On April 24, 2025, the New York Supreme Court First Appellate Department held that freelance workers can bring claims pursuant to Administrative Code of City of NY § 20-930 et seq., also known as the Freelance Isn’t Free Act (“FIFA”), even where they work with other people to fulfill a freelance project.
Plaintiffs-Appellants Joseph Chen, a photographer, and Dina Kozlovksa, a model, brought their claims against a bridal shop under FIFA for unpaid compensation of freelance services rendered. The Defendant-Appellant argued, on appeal after denial of their motion for summary judgment, that Chen was not considered a freelance worker because he brought three assistants, viewed as being counter to the statutory definition of a “freelance worker” under FIFA as “any natural person or any organization composed of no more than one natural person […].”
The Court was not persuaded by this statutory interpretation, finding that “nothing in the statutory definition of ‘freelance worker’ negates such status where a person or single-person organization uses assistants temporarily hired as independent contractors to fulfill a freelance project.” Accordingly, Chen was entitled to summary judgment as against Defendant-Appellant.

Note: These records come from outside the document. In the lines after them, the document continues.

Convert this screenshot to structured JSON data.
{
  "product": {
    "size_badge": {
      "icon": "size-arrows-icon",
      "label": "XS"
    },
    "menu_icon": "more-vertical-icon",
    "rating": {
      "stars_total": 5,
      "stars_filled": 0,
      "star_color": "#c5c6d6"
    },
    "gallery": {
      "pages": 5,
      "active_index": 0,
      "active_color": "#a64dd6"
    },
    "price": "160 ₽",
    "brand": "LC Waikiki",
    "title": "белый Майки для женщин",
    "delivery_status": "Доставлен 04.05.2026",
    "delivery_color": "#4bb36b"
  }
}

Separately, prior to commencing litigation, Chen and Kozlovska checked a box on an administrative complaint form filed with the Office of Labor Policy & Standards stating that they did not work individually, but “as part of a group of two or more people.” Defendant-Appellant further contended that because of this representation, they were also precluded from recovery under FIFA. The court rejected this argument. The Deputy Commissioner of the Office of Labor Policy & Standards stated that a “checked box on the complaint form is not dispositive of whether a freelancer has a valid claim, or whether FIFA applies to the freelancer’s claim. Legal questions concerning how FIFA applies in a particular case are reserved for a court of competent jurisdiction to decide.”
As to Kozlovska, the court found that her prior use of a modeling agency does not alter her status as a freelancer. The law does not “mandate direct contracting between a freelance worker and the hiring party,” the court said.
The Appellate Court’s ruling modifies a lower court order that denied summary judgment to the Plaintiffs-Appellants.